Apre la candidata del Lazio Bonino, in giacchetta gialla e occhiali da sole, che annuncia alle elezioni regionali la «riscossa democratica e civile», cita Gandhi e Anna Politovskaja e attacca il «regime da basso impero» di Berlusconi. Ed è un boato di «Emma-Emma»: solo il segretario Pd Bersani (sobria giacca e cravatta e non un accenno di viola) e l’immaginifico Nichi Vendola (in total black con sciarpa viola scura) raccolgono altrettanti applausi. Di Pietro si rifà rinfacciando agli alleati di aver dovuto calare le braghe e seguirlo in piazza: «Noi ci siamo questa volta e c’eravamo anche prima, fin dall’inizio della legislatura. Quando altri del centrosinistra ci accusavano di essere eversivi e visionari, e ora devono darci ragione». Quegli stessi che hanno pensato di poter trattare e dialogare con il «novello Nerone», ossia Silvio Berlusconi, e che per questo meriterebbero di essere processati per «concorso di colpa grave»: hanno «pensato di giocare col fuoco finendo per bruciarsi le mani». «Sarebbe bene - tuona l’ex pm cercando forse tra la folla i baffi di D’Alema - che i responsabili di quell’omissione venissero qui a chiedere scusa».
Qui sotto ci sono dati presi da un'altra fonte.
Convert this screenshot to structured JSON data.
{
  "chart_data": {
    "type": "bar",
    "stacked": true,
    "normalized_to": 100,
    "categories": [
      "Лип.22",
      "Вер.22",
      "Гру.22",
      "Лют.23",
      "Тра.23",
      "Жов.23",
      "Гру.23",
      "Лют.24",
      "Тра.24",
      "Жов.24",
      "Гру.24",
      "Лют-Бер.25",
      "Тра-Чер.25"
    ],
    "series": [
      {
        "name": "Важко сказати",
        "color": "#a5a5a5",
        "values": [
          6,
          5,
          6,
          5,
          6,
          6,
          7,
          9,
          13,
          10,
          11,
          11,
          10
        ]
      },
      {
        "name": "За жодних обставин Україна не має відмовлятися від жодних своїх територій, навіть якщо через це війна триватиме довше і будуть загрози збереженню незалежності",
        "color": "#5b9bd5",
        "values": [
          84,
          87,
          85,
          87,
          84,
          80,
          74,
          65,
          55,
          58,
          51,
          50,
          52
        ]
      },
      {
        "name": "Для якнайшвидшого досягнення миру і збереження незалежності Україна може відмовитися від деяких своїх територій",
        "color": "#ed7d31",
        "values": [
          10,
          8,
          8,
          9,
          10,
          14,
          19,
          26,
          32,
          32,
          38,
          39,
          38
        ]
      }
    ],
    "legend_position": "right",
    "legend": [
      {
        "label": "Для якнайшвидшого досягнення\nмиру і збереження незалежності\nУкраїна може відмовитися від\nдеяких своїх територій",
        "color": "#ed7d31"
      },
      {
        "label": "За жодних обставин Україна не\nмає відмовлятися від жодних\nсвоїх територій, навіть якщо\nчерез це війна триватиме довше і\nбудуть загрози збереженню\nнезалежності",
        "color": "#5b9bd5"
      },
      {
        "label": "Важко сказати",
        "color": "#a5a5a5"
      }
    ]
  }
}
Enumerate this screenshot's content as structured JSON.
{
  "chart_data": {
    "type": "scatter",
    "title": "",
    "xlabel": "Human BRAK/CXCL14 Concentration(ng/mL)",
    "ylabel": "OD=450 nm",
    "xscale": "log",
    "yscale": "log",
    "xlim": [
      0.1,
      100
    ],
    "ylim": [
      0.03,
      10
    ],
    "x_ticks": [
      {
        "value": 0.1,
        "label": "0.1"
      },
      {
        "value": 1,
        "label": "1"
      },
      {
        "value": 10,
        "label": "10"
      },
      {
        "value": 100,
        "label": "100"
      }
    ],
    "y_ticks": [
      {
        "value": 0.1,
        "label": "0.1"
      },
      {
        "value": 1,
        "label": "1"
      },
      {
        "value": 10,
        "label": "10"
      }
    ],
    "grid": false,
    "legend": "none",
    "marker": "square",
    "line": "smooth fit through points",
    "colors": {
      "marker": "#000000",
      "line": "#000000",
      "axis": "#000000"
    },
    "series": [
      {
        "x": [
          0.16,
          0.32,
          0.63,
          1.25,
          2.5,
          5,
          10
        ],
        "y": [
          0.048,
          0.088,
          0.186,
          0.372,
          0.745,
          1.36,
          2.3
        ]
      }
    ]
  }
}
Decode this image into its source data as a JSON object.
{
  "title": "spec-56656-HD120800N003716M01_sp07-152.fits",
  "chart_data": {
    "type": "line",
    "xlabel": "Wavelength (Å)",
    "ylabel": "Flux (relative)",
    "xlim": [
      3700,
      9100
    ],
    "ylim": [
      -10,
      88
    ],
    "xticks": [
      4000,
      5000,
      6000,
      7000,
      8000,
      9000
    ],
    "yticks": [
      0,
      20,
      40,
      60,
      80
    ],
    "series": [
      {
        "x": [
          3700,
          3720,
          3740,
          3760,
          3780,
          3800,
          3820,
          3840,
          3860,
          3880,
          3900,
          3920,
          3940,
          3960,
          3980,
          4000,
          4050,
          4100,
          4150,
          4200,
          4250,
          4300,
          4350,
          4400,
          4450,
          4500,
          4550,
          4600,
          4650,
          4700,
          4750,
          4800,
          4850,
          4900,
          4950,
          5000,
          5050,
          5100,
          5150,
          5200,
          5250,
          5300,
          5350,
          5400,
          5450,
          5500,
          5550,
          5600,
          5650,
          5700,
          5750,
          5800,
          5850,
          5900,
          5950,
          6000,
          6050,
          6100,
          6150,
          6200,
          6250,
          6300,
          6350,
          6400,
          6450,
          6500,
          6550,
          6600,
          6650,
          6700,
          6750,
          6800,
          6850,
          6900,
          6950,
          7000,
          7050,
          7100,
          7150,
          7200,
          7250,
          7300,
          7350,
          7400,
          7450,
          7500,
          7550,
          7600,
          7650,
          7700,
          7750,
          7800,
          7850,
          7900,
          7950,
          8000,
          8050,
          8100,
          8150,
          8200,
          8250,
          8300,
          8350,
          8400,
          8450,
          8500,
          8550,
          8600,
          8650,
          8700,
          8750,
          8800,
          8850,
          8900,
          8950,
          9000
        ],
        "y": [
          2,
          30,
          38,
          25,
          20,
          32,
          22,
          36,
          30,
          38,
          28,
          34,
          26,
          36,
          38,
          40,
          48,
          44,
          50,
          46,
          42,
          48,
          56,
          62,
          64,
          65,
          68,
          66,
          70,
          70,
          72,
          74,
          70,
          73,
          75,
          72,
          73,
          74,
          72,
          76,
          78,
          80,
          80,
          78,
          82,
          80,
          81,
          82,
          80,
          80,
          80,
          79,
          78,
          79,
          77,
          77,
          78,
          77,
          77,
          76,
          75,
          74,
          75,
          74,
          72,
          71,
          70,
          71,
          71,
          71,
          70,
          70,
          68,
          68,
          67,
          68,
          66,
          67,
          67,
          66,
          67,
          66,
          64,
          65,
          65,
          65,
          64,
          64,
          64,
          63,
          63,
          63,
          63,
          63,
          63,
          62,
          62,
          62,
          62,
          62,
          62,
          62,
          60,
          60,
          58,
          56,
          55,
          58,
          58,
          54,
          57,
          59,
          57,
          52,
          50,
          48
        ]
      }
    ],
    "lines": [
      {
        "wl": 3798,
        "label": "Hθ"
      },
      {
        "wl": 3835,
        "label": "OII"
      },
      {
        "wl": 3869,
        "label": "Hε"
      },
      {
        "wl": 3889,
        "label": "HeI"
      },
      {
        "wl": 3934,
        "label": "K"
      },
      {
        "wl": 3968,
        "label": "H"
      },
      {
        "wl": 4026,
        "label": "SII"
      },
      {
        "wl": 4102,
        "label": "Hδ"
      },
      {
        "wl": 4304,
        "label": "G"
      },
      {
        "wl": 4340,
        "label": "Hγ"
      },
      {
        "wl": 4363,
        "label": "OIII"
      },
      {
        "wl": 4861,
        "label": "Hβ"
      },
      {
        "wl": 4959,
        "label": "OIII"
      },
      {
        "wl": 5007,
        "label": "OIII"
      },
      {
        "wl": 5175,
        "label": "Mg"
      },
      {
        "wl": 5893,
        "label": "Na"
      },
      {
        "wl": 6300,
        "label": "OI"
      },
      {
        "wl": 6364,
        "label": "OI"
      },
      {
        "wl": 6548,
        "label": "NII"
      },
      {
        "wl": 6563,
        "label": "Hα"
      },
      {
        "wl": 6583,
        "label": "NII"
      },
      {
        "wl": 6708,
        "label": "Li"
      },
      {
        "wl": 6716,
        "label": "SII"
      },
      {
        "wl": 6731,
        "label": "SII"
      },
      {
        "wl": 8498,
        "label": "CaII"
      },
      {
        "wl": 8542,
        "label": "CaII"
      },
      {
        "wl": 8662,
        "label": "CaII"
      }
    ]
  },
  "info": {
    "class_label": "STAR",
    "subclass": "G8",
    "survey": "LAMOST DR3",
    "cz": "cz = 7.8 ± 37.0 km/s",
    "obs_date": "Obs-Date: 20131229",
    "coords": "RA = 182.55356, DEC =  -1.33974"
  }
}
Bersani comunque mantiene la linea del muro di gomma con lo smanioso ma necessario alleato: «Non ho mai avuto dubbi che avrebbe rispettato i patti», e evitato di attaccare Napolitano, commenta serafico sorvolando sugli attacchi al Pd. Tocca a lui concludere e infondere speranza nel suo popolo: Berlusconi e le sue «bolle di sapone» non sono più «il futuro»: il premier «è ancora troppo forte per essere finito ma già troppo finito per essere davvero forte».

E quindi bisogna «guardare avanti» e sperare che un domani «le cose cambino». Poi lascia il microfono a uno scatenato Simone Cristicchi che invoca Carla Bruni e «Sarko-sì e Sarko-no», mentre in piazza si arrotolano bandiere e si balla.